What’s next? Expansion. “Steve brought the company from the kitchen table to a billion-dollar valuation,” says Joe Seeger, director of MEMS development and an early hire. Rapidly growing along with worldwide smartphone sales, sensors should account for almost half of the $12 billion in MEMS chips by 2017.
Over the past year InvenSense has doubled capacity. It’s investing heavily in software that sits on a miniprocessor attached to sensors that handle simple computations that otherwise fall to a phone’s or tablet’s main processor. “The sensor should be smart enough to do at least some lower-level activities and save the battery,” says Abdi.

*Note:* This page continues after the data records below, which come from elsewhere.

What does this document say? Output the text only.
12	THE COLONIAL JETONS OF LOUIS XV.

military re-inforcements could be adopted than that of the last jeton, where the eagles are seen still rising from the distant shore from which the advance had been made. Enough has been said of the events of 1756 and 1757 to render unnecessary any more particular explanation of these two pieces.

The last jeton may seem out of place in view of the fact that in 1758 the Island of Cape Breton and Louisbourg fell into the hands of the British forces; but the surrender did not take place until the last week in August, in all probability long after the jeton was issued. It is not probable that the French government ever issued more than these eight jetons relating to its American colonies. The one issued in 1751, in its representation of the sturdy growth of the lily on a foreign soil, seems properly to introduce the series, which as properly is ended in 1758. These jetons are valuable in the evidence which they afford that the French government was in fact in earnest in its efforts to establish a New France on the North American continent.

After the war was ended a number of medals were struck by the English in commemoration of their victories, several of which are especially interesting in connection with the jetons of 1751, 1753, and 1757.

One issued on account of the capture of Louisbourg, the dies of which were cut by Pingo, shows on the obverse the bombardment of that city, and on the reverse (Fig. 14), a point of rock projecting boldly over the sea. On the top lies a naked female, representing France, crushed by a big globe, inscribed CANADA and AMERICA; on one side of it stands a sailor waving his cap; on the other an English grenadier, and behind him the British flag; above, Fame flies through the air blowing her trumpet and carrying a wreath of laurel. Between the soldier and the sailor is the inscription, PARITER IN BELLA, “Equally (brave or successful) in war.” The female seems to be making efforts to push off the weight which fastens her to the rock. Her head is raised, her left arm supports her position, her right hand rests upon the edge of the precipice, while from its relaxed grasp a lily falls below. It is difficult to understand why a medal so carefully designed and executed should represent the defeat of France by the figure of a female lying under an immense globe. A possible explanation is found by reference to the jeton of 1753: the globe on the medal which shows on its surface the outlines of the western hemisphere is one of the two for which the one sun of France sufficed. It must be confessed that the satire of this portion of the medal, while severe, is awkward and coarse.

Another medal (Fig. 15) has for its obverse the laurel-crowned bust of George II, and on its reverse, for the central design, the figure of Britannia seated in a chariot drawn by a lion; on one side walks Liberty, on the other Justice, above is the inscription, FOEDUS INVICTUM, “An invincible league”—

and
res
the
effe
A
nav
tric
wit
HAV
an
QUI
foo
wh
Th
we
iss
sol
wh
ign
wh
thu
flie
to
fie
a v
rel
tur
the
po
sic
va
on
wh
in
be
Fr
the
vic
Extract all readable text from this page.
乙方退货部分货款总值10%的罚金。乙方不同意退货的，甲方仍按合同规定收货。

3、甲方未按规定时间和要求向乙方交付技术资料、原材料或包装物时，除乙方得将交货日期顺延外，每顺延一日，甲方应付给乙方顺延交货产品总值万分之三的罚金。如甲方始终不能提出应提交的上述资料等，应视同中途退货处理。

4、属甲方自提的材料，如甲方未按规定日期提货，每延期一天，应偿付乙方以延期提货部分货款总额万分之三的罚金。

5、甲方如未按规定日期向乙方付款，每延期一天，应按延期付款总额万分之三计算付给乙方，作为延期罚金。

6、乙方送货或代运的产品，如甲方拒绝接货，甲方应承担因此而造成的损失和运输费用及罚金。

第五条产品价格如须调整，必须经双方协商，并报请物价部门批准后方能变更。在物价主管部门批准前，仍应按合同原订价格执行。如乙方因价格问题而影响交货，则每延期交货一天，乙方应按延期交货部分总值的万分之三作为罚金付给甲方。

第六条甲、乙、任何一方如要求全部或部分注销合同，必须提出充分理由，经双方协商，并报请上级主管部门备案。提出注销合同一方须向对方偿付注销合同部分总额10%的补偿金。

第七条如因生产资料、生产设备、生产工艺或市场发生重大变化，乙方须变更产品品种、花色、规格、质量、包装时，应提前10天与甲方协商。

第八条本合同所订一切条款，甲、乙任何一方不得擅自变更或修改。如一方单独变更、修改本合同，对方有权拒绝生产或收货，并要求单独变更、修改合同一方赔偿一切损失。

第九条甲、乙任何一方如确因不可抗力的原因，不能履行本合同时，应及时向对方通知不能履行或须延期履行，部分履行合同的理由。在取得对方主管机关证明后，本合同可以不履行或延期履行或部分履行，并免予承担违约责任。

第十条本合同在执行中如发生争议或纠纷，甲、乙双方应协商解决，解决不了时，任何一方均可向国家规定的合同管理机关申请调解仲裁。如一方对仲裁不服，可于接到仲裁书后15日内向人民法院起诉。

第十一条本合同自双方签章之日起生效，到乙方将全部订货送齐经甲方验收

Sensor technology will push into new areas, like air pressure and accelerometer devices that augment GPS and indoor navigation, pedometers that serve as activity monitors, and image stabilisers for cameras in smartphones. “The cloud is getting smarter,” says Abdi. “It’s going to sense where you are, what you’re doing and how you’re doing.” It’s easy to see how sensors could play a role monitoring the elderly, along with other health care applications.
“You will see a very marked difference in the future of the company,” he says. Maybe even in the next teardown of an Apple device.